To judge Australia's swift Super Series resurgence it's necessary to go back a month to The Oval and the Ashes. Politicians talk-up the recessions they had to have, Australia did the same with their England tour. And it's worked.
In September the Australians suffered a devastating, morale-sapping series defeat and the death of the past decade's most successful side was being called. Old, unable to adapt and tormented by the moving ball, they also contained a bowling attack reliant on two men, one of whom suffered uncharacteristic and unlucky injuries. Four matches later, Ricky Ponting's evolving band showed it was not the end of the road, but merely the end of the world.
The first signs of revival came in the field during the one-day matches and looked like over-acting. By the end of the Super Test the squad's wilder celebrations were as real as their gains and they will become a measure of the side's health throughout Ponting's rule. Other changes included the reappointment of a fielding coach, a couple of fresh faces and a directive to lift intensity at training and in matches. Each project had immediate results.
Even Ponting's leadership, which was criticised for its lack of direction in England, showed successful spark and thought mixed with the usual dose of confidence. The past two weeks will become the point where he made the crucial step from caretaker to commander, adding to the positive signs for the upcoming summer of three Tests each against West Indies and South Africa.

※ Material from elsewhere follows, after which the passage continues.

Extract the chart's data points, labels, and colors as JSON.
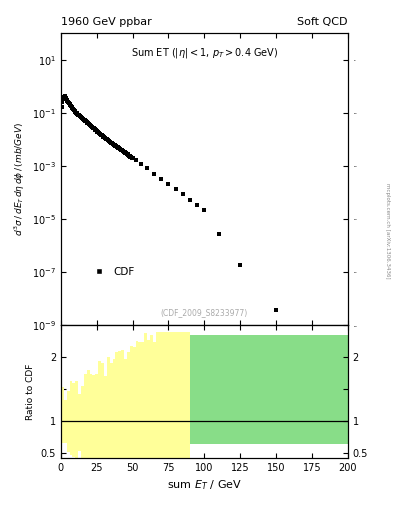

The second series will give Australia more of a guide to their restorative powers while the contest starting in Brisbane next month against a side including Brian Lara must be used to further the experiments.
Shane Watson deserves half a season to settle as an allrounder and a promotion to No.6 needs to be considered to determine whether his batting, which is his prime role at first-class level, is of Test standard. It took almost 40 matches for him to become comfortable with his one-day game and the results were stunning: two Man-of-the-Match displays in the Super Series one-dayers and contributions with bat and ball.
More importantly, Watson's inclusion allows for Australia to trial playing Shane Warne and Stuart MacGill at Australian venues that don't start with S. Sure the SCG spun, sure the World XI's batting was poor, sure the pair hasn't always felt comfortable in the same team. The West Indies tour under Steve Waugh's first leadership assignment, when MacGill was preferred to Warne in the final Test, was six years ago and the double act craves more airtime after regular carnage in tandem. The partnership will provide a mix off attack (MacGill) and aggressive defence (Warne) that can cover the exuberance of Brett Lee and the development of Watson.
The batting order is a greater problem than the juggling of an attack with few fast bowlers pushing from outside. A new middle was tested in Sydney - Michael Clarke at No. 4 followed by Simon Katich and Adam Gilchrist - and the lack of candidates prepared to play a long and stubborn role in a troubling situation was evident during the collapse of 9 for 47 in the second innings. Katich suffered most and a finger fracture fielding a Shane Warne full toss on Monday was another poorly timed injury for a player who has suffered from harsh selections.
However, Katich has failed to seal his place in the middle order this year and Trevor Hohns, the chairman of selectors, will spend time pondering the claims of Brad Hodge and Michael Hussey against the West Indies. The Pura Cup season began yesterday with Queensland playing Tasmania and the national players will have rare opportunities to turn out for their state. The first-class breeding ground has a chance to confirm the prospects of a couple of contenders, although the domestic opening batsmen are again sitting down following Matthew Hayden's patient return to consistent run-making.
Over the next month the spring of exhibitions make way for the usual summer and the future of Australia is again bright instead of lukewarm. The World XI performed badly over the past two weeks but Ponting's side deserved praise for the quick injection of energy following their greatest disappointment. The kingdom was diminished over the winter yet the rulers retain most of their power.